Analysis of the transgenic mice expressing Twist1-E12 via the Prx promoter resulted in phenotypes that are most similar to Twist1T125;S127A (Fig. 3 & 5). This finding suggests that there is little effect on autopod development by this dimer; however, the medial bone phenotypes observed in the ulna, humerus and clavicle from Twist1 and Twist1T125;S127A expression are recapitulated from this tethered complex. Previous interaction data shows that in tissue culture the T125;S127A mutation has a lower dimerization affinity with E12 (3) and EMSA analysis suggests that the dimers that do form do not bind CATCTG or CATATG E-box sequences as robustly as wild-type Twist1 (Fig. 1 & 6). DNA binding and transcriptional activity for the D-box is indistinguishable from wildtype Twist1 which suggests that the Twist1-E12 complex might be less active on some population of downstream target genes than on others.

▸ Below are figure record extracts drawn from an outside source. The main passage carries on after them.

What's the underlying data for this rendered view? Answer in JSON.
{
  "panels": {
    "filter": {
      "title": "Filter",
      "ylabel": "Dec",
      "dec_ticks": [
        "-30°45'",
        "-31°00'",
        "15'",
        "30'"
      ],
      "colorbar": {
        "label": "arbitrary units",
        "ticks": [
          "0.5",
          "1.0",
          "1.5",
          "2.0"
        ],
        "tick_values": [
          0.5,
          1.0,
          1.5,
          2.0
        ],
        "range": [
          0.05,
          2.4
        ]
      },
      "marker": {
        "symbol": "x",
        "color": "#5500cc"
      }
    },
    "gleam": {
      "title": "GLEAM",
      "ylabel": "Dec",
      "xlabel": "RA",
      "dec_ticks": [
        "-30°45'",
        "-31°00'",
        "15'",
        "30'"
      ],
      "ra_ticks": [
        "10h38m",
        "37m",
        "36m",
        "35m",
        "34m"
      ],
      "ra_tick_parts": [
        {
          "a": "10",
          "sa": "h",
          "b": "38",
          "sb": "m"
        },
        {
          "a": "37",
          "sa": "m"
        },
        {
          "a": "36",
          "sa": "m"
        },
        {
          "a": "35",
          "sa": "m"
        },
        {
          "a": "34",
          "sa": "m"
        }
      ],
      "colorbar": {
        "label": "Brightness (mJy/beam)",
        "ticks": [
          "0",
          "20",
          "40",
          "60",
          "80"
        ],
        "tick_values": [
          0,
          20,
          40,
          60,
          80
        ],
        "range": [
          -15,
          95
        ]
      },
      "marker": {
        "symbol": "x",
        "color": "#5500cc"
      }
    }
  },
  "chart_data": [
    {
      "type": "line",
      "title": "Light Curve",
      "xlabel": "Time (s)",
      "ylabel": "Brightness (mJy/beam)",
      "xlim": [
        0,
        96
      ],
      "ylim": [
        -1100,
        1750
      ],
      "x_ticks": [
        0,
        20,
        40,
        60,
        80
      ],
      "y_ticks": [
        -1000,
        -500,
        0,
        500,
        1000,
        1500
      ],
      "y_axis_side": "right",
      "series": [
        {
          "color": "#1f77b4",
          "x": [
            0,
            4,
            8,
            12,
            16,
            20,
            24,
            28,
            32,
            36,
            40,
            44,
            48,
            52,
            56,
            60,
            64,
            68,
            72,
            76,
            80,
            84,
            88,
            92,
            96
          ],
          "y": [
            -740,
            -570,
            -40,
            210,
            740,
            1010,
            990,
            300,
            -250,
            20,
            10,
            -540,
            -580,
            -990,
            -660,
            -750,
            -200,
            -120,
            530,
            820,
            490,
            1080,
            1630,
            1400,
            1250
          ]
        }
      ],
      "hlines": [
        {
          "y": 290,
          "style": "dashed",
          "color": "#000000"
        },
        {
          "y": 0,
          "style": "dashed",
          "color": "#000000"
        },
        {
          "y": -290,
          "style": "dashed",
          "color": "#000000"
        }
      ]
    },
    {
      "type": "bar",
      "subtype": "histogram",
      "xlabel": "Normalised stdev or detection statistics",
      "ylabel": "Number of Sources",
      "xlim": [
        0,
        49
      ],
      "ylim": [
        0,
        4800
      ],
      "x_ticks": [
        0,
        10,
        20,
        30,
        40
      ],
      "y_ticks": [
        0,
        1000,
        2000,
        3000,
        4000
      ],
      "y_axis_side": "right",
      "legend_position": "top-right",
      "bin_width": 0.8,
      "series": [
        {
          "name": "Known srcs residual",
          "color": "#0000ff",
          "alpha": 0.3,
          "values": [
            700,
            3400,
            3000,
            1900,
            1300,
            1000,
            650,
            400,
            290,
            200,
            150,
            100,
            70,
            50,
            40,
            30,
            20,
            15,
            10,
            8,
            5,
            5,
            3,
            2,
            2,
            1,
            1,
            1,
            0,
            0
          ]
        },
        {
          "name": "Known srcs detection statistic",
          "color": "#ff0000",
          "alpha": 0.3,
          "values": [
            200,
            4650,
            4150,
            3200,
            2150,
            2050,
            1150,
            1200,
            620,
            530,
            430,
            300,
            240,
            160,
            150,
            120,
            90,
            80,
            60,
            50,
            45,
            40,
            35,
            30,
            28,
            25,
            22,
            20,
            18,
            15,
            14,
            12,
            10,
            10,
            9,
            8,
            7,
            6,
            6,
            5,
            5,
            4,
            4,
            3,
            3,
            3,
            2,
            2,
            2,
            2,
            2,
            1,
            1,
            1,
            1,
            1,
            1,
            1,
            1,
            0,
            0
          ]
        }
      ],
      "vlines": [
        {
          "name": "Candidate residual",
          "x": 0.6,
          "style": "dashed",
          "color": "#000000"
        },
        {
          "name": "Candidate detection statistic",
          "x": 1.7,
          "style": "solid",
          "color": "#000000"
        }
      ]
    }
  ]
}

The final dimer tested is the Twist1-Twist1 homodimer. Analysis indicates that unique phenotypes to this complex are encountered and are similar to phenotypes observed with Twist1T125;S127D, such as gross reduction in limb outgrowth, diminished ossification, but relatively normal development of the autopod (Fig. 3 & 5). EMSA analysis indicates that the phosphorylation mimic does not bind to the three cis-elements effectively as a homodimer or when partnered with E12. Conversely the tethered homodimer does bind to the multimerized cis-elements indicating that phosphorylation at T125 and S127 may have a more profound effect on DNA-binding then on dimer stabilization. As Twist1 function is well-established to be critical for limb outgrowth via maintaining Fgf8/Fgf10 expression within the AER (10,23), the results observed with the Twist1 homodimer expression suggest that the function of Twist1 in maintaining the Fgf-mediated outgrowth of the AER is mediated via a Twist1 heterodimer and is perhaps antagonized by Twist1 homodimers given the reduction in limb outgrowth observed.

A remaining caveat to these studies is the inability to look at the levels of Twist1 and Twist1 tethered expression within the F₀ embryos used for skeletal preps. Establishing stable mouse lines would allow for both phenotypic and molecular analysis, but given the severity of the limb defects encountered this is not a practical approach. Variation in the expression levels of any monomer will clearly affect phenotypic outcome by activating/repressing genes directly and by titrating out other bHLH factors by forming either active or inactive complexes. Expression levels of tethered Twist1 complexes should not affect the balance within the endogenous bHLH factor pool; however, their artificial nature may convey novel activities or repress a required function. Ultimately using a gene targeting strategy to express specific dimers from the Twist1 endogenous locus could resolve some (but not all) of these issues. This approach has been reported for the related factor Hand1 (24) and shows promise for deducing the role of Twist-family bHLH complexes in a variety of tissues during embryonic development.